Zwitserland sluit zich aan bij de paspoortvrije Schengen-zone (en)
Auteur: | By Lisbeth Kirk
While Ireland, the UK and the ten new EU members remain outside the passport-free Schengen zone, Switzerland yesterday (26 October) signed up to join.
Switzerland will be the third non-EU country to join Schengen. Iceland and Norway are already members.
The name "Schengen" originates from a small town in Luxembourg where seven European Union countries signed a treaty, in June 1985, to end internal border checkpoints and controls.
Switzerland signed a total of nine agreements with the European Union at the ceremony in Luxembourg, including an important deal on savings tax.
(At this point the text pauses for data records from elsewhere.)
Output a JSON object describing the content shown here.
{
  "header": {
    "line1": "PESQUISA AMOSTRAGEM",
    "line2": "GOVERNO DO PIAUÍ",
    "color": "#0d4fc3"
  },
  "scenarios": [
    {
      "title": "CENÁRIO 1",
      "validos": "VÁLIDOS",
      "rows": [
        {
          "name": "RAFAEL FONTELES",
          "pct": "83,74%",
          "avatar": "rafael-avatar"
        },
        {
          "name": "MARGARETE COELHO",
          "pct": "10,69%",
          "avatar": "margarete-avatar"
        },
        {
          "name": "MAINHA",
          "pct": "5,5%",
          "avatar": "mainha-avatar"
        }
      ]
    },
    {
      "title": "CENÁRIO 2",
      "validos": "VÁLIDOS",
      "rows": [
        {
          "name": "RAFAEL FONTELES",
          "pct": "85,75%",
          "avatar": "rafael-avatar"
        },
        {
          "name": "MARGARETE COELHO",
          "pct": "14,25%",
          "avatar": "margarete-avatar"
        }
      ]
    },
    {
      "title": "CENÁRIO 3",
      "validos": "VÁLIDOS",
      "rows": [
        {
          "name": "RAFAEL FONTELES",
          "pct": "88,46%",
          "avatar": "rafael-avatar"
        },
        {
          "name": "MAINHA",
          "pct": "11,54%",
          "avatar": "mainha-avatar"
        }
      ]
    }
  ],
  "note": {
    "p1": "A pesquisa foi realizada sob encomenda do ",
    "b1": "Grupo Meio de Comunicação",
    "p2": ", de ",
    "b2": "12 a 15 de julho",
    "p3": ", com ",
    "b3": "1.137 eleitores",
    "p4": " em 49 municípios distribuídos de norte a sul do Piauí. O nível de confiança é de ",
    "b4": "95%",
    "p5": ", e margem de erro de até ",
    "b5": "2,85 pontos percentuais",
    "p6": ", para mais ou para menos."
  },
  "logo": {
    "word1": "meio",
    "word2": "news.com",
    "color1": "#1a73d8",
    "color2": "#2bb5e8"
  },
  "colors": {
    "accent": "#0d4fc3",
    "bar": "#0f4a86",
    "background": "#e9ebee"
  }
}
The deal secures the EU's 25 member states access to untaxed cash deposited in Swiss banks by sharing bank details, or by Switzerland withholding a 35 percent tax on savings income and transferring 75% of the revenue of this tax to the investor's state of residence - allowing the Swiss to maintain banking secrecy.
The Swiss President Joseph Deiss and foreign minister Micheline Calmy-Rey attended the ceremony in Luxembourg.
They also signed up to the system for the comparison of fingerprints of asylum applicants and illegal immigrants, known as 'Eurodac' and to the Dublin Convention making it possible to determine the State responsible for examining the asylum applications.